The Long Road to Network Convergence

Arthur Cole

Network convergence is considered by many to be the Holy Grail of data center architectural efficiency. And like many stories surrounding the mythical chalice, there is invariably a long and arduous quest to obtain it.

It's safe to say that network convergence to date has been spotty. Vendor solutions have been hitting the channel at a steady clip but they have so far failed to garner significant market penetration. The reasons being that (a) convergence is generally a daunting proposition involving not only an upgrade to 10 GbE but then deployment of expensive Converged Network Adapter (CNA) and other technologies; and (b) once you have convergence there are a number of thorny management and manpower issues to work out.

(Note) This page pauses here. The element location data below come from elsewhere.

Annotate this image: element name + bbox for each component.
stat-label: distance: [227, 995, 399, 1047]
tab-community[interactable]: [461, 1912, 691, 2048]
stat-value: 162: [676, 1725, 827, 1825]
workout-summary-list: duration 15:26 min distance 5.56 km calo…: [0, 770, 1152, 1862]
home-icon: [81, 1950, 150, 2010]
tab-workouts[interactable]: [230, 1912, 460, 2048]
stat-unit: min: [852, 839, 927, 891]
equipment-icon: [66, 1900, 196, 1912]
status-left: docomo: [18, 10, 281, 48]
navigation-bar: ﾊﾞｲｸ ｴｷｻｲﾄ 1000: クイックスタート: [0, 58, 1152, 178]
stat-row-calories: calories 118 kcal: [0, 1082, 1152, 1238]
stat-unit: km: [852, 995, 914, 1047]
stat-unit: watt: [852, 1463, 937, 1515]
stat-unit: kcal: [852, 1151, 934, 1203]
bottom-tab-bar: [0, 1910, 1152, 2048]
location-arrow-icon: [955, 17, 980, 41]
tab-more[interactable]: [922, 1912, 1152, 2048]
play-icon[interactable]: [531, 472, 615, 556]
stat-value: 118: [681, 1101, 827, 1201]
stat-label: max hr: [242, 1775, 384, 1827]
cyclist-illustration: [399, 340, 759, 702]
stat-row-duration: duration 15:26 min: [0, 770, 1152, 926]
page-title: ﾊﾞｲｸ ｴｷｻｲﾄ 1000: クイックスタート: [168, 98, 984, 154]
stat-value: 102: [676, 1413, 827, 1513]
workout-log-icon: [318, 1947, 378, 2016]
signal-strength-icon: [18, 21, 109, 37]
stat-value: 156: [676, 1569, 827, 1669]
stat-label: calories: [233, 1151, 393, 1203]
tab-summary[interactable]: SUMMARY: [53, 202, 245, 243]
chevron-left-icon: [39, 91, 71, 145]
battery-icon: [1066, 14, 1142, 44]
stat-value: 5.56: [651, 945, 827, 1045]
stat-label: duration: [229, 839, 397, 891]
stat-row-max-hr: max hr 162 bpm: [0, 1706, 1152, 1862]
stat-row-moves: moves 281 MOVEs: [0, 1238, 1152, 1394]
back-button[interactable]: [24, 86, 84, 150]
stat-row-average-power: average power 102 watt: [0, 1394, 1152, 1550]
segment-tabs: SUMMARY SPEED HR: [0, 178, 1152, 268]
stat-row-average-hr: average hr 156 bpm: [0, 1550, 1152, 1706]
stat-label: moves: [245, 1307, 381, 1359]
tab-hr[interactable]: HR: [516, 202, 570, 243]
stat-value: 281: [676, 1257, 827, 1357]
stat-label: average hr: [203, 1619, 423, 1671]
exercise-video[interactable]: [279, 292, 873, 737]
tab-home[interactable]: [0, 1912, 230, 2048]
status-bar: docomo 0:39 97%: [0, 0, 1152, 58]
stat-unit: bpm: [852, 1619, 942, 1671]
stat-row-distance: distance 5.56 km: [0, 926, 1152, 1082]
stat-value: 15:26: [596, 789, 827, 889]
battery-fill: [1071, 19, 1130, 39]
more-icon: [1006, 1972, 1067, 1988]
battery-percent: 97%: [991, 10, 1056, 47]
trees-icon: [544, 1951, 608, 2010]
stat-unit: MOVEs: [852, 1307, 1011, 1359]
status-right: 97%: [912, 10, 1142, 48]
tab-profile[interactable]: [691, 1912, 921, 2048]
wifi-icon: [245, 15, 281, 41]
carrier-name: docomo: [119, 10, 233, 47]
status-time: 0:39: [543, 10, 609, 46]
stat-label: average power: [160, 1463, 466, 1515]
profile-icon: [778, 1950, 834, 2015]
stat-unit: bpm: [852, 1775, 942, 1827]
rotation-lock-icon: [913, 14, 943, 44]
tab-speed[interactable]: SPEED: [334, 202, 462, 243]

Even the most talked-about form of convergence, Fibre Channel over Ethernet (FCoE), has had trouble getting off the launch pad. Enterprise Strategy Group estimates that about 9 percent of enterprises have adopted FCoE in one form or another and predicts that number could move to 26 percent by 2013. To be fair, FCoE deployments can only realistically happen in 10 GbE environments, which ESG says is on pace to hit nearly 50 percent of the market within two years.

So while many enterprises are not yet in a position to implement full convergence until they get their underlying network infrastructures in place, that is not necessarily a bad thing. For one, it gives the FCoE industry a chance to perfect the technology before it goes into wide circulation. Broadcom, for example, claims to have made a major leap forward in FCoE performance with its latest single ASIC platform. It provides a top speed of 1.7 million IOPS, which the company says is 80 percent faster than previous solutions. Look for it in Dell's 57712-k daughter card and on Cisco's BCM57712 adapter.

Network convergence is also expected to go hand in hand with virtualization and hardware consolidation as enterprises try to streamline their infrastructures to meet increasingly stringent power and data efficiency goals. To that end, the race is on to integrate convergence solutions into leading virtual environments.

Emulex, for example, recently gained certification for its OneConnect CNA and LightPulse HBA on VMware's vSphere 5 platform. The idea is to allow organizations to more closely match application workloads to the appropriate storage and network protocols, which in turn should enable a more efficient use of available physical resources. Part of the integration is a plug-in for the OneCommand Manager onto the vCenter Server management system, which allows direct access to networking components through the virtual management stack.

It's safe to say that convergence will happen, but not overnight. Legacy networks that have been built up over time tend to take on lives of their own and don't always take kindly to well-intentioned, but nonetheless disruptive overhauls.

And that's the uncomfortable truth in all this, because the true benefits of convergence won't be felt until the underlying technology has been deployed across the entire network infrastructure.